Observant la carte des résultats des européennes dans le département d’origine de ma famille, l’Indre, je n’en reviens pas. Dans ce département si calme et paisible, la carte est noire. Seuls quelques ilots PS ou UMP émergent d’un océan noir. Dans le village de mes parents, les voix FN égalent presque le total de l’UMP et du PS. Dans celui du président de l’AMRF, un village d’artisans et d’artistes, les voix FN font égalité avec les deux autres partis. Comment en est-on arrivé là et quelle peut-être la part de l’Ecole ?

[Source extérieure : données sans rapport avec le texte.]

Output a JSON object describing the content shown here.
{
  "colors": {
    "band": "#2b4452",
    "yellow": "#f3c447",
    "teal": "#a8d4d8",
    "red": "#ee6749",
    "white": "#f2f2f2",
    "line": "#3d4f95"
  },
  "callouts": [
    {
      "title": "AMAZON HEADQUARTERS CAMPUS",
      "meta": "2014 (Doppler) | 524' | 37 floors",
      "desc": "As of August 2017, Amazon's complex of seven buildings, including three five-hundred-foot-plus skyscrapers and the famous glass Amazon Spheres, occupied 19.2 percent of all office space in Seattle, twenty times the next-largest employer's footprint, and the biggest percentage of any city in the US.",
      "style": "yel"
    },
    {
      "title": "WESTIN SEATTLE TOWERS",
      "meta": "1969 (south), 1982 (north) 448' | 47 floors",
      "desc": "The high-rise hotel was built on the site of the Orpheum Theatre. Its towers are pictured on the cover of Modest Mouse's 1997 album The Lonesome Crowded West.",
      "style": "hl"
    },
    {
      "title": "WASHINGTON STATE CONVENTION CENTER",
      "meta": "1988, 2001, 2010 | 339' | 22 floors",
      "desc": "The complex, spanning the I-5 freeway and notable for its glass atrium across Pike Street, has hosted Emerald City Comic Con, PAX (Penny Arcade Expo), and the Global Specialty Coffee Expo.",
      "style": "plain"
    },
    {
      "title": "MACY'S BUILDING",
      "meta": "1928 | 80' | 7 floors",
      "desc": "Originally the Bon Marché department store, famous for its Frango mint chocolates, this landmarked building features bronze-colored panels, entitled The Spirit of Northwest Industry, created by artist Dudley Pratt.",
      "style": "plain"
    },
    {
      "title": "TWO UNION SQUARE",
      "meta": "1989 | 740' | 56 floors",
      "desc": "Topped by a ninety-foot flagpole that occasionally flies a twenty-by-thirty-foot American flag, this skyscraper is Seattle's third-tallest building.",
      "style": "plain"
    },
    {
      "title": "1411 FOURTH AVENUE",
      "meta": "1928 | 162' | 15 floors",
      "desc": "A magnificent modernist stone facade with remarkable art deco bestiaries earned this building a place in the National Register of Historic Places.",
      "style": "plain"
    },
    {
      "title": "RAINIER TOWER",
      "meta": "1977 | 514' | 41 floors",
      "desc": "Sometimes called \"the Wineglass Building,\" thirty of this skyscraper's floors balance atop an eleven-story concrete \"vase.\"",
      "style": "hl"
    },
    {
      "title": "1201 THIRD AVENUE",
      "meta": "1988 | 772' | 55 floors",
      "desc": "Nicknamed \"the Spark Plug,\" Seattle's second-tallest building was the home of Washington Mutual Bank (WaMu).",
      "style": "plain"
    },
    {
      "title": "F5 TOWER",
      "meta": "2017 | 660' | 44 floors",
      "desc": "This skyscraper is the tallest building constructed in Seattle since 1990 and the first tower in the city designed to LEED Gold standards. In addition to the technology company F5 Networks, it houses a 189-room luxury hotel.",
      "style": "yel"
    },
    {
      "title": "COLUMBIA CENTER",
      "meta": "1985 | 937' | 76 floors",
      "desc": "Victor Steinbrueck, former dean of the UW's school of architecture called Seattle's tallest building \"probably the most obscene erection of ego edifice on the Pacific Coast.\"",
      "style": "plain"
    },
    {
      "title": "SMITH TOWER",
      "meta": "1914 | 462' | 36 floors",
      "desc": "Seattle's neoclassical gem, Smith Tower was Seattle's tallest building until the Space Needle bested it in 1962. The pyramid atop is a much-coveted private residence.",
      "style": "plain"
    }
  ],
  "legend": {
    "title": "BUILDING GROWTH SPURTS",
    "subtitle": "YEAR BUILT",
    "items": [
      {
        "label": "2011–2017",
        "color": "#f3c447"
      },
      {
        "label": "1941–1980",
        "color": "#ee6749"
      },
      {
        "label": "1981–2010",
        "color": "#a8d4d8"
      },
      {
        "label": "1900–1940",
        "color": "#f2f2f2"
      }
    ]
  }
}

Evidemment la France ne s’est pas endormie à l’extrême droite le 25 mai. Les Français n’ont pas adhéré ni majoritairement, ni même au sein de son électorat, à l’idéologie lepeniste. Mais ils ont pris le risque de franchir un Rubicon sans trop savoir où cela va les emmener. Il y a bien des motifs à ce geste. Ce qui nous intéresse ici c’est la part de l’Ecole.
Il faut d’abord reconnaitre que l’Ecole n’a jamais réussi à enseigner sans malaise l’idée européenne. C’est ce que relevait N. Allieu Mary, chercheure à l’INRP, dans un article de 2009. « Méfiants vis-à-vis d’une commande jugée par trop politique, les enseignants se montrent parfois réticents à entrer dans des débats précis et argumentés, avec leurs élèves, sur l’élargissement, les questions institutionnelles ou les options (fédéralisme ou Europe des nations ?)… Ils manifestent une certaine gêne face à un objet devenu scolairement sensible ». Le fait que l’Europe soit « un objet en devenir » n’est pas pour rien dans cette position.
Le second lien avec l’Ecole est à chercher dans l’électorat du FN. On sait qu’il est plus populaire , qu’il inclut une part importante des chômeurs. Il a à voir avec le sentiment de déclin économique. Il a aussi à voir avec les sorties sans qualification du système éducatif. On retrouve là deux traits caractéristiques de notre système éducatif. D’une part son profond pessimisme lié à des évaluations souvent négatives. Au lieu de soutenir l’individu, l’Ecole apprend très tôt à ne regarder que ses faiblesses. Et cela se voit dans le résultats final , c’est à dire la sortie chaque année de 150 000 jeunes sans diplôme reconnu sur le marché de l’emploi. Dans la situation économique actuelle, des chômeurs en devenir.
Evidemment l’Ecole ne suffit ni pour construire ce tsunami électoral, ni pour l’éviter. Mais elle a sa part de travail à faire si on veut que la carte politique de la France ne soit plus en deuil.